When I'm away on work-days
hear the rose-breast.
Love the night, love the night
and if on waking it rains:
little drops of rest.
L.N.
That will be the fourth poem in the Niedecker suite in Db. I will have five piano segments framing the four songs, an intro, a conclusion, and three interludes.
6 comments:
I think I'll call it "Little Drops of Rest."
"Perfect" is a dangerous word. I think there are more fruitful alternatives that conceive of the same qualities more dynamically. If we feel that every part of a piece stands somehow in relation to other parts and the whole, that's a tension, or liveness, which it's possible to respond to, and add something to. Perfection is closed, and would silence Sunday's motor-cars rather than perceive them≥
For example, "Frost at Midnight" is too complex for "perfection" to be relevant. But everything in it speaks to something else and to the structure of the whole....with the exception of one phrase that annoys me every time I read it, and feels like the one bit of padding in 75 lines. ("...the poor man's only music...".)

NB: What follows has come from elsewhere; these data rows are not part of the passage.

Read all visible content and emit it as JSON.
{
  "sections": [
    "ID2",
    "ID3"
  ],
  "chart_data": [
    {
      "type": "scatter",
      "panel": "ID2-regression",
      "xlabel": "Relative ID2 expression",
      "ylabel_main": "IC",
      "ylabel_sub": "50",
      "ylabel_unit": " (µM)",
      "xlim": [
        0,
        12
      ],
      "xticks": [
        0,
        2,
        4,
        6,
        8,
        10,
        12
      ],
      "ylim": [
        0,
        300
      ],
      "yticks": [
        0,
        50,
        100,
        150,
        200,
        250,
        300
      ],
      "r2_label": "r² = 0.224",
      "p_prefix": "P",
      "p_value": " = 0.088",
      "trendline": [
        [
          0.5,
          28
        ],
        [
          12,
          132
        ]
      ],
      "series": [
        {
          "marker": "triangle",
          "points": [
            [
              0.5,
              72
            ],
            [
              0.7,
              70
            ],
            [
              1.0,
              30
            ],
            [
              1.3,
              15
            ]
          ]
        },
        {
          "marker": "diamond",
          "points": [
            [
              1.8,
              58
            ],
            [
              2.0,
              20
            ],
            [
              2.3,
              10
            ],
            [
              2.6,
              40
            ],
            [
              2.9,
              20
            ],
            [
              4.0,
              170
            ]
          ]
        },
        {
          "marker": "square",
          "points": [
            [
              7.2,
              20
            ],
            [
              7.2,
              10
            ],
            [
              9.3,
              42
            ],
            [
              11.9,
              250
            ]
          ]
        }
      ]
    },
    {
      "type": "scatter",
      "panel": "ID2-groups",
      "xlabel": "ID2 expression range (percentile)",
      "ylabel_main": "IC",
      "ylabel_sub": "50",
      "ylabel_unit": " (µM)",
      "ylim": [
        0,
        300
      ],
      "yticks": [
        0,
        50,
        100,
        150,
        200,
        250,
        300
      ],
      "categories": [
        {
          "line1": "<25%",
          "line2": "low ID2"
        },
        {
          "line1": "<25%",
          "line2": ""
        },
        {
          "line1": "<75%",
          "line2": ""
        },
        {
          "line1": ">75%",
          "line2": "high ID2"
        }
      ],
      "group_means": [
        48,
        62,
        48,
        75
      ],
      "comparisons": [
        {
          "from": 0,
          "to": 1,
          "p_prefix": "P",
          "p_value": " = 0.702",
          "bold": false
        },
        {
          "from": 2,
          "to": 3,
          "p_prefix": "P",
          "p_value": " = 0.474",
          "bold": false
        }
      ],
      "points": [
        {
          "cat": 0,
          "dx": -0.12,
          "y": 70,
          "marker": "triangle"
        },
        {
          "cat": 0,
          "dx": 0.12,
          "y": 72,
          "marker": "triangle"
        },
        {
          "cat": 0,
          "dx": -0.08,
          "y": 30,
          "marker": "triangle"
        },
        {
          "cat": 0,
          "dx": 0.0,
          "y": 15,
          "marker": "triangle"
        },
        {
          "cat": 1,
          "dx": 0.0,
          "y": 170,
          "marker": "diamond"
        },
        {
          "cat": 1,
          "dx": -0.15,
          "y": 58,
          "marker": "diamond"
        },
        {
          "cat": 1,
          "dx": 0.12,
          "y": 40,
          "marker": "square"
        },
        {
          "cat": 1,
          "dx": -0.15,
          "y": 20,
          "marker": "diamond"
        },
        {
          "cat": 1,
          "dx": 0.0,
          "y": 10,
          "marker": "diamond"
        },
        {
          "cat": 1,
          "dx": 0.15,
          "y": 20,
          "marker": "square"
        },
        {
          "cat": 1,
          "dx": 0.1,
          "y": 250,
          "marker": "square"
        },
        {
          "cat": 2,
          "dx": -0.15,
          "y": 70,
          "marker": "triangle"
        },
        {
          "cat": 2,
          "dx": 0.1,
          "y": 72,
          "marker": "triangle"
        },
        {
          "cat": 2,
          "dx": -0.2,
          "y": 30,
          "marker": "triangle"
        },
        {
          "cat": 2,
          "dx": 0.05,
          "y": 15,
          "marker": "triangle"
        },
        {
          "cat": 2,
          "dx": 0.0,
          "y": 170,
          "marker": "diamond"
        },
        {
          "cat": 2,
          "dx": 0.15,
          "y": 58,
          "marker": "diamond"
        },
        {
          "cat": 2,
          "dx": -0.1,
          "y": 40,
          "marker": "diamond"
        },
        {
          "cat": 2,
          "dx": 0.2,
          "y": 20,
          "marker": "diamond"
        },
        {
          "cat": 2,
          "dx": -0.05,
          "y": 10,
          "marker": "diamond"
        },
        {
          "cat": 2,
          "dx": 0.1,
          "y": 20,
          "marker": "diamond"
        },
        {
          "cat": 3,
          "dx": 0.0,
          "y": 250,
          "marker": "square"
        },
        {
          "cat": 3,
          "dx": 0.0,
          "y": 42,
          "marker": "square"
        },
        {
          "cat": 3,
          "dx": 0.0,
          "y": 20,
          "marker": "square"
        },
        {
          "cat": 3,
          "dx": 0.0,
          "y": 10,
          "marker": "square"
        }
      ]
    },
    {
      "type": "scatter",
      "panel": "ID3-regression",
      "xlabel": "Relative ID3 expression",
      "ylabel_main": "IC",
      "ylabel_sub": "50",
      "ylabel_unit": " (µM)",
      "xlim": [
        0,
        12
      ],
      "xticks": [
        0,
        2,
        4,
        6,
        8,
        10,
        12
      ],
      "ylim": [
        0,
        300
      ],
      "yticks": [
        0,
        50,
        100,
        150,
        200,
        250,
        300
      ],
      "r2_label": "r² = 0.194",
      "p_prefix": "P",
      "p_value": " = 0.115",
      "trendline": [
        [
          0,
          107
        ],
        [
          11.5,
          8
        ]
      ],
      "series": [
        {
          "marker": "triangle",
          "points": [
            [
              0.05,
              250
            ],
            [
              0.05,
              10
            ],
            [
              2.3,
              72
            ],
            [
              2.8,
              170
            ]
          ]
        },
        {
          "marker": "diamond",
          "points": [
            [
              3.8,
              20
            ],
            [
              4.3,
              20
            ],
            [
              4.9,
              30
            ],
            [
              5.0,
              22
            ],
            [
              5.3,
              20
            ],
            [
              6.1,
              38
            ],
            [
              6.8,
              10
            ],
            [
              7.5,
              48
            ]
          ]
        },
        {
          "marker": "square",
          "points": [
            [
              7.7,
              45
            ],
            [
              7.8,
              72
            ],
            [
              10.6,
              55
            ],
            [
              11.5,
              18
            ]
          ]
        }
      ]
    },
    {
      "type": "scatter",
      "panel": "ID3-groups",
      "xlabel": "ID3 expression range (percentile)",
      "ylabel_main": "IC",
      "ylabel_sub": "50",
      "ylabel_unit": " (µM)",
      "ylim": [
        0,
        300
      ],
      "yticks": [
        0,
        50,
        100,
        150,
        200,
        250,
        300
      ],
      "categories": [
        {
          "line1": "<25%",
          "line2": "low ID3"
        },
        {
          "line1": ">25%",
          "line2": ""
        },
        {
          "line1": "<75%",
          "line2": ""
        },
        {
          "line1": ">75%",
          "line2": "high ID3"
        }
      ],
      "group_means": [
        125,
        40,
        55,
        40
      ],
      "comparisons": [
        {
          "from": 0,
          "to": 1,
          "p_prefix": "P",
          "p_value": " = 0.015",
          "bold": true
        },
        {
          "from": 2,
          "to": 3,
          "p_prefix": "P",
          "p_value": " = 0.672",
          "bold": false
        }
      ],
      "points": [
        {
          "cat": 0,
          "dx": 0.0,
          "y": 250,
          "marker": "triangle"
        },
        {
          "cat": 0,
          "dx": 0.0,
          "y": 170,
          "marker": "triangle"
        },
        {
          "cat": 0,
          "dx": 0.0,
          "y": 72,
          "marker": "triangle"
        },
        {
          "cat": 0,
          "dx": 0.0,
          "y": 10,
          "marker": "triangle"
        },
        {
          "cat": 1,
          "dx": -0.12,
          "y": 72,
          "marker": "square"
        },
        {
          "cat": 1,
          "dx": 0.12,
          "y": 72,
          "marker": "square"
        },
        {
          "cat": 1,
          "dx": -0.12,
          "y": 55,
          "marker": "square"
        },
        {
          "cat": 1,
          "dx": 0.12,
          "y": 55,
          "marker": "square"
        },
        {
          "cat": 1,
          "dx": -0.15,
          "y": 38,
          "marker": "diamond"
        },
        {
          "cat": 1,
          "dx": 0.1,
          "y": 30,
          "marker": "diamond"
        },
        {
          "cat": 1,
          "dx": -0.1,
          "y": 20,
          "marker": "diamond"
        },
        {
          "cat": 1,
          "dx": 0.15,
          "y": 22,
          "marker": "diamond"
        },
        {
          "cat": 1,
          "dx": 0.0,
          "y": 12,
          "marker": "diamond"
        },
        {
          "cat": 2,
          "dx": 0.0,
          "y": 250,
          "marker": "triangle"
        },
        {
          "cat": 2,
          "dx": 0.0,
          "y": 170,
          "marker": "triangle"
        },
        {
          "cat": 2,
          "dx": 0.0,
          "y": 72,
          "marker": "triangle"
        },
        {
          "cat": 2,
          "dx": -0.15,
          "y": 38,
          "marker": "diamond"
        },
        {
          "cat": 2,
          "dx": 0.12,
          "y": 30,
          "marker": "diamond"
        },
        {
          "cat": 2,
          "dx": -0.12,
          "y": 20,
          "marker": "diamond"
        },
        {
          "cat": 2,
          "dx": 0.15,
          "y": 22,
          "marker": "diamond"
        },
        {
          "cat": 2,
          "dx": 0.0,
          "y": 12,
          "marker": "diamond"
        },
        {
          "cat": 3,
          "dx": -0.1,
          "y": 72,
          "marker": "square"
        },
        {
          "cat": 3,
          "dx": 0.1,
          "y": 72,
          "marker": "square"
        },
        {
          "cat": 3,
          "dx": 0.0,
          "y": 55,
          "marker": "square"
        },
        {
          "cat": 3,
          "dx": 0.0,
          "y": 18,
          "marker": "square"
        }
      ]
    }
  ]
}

Project sounds good! I'm interested to hear whether you find a way for piano and voice to talk to one another. (An ongoing problem for me, and acute for my current project, a song with clarinet.)
I'm going for something more finished than that, more gem-like. The Coleridge poem, while certainly accomplished, is not quite what I would have in mind. The rhythms are to awkward for me, the effort to get the words into the meter, and the phrase "extreme silentness" would not be my choice. Perfect for me means I would not change anything or second guess the poet in any way. I realize it sounds bad nowadays to use words like that.
Hard to trust intuitions about "would I write it that way" in a text over 200 years old. I hear those awkwardnesses, for sure, but relish most of them. (My example was of an unnecessary swerve of thought, adding an irrelevant ornament to a structure already elaborate.) This poem occurred to me because I did once react to the ending with the thought "wow, perfect", but realized, chewing it over, that (for me) perfection is an effect, not a fact. Even in little gems of 8 lines.
It's so reminiscent of "Tintern Abbey" that I think that is interfering with my reaction to it. I'll have to look up which poem came first.
Wikipedia says February 1798, while "Tintern Abbey" is July. Obviously both emerged from a shared idea of what poetry can do, a bit Picasso-Braque.
I once made a diagram of the layers of time in "Frost at Midnight", with the references forward and back -- there were seven or eight, as I recall.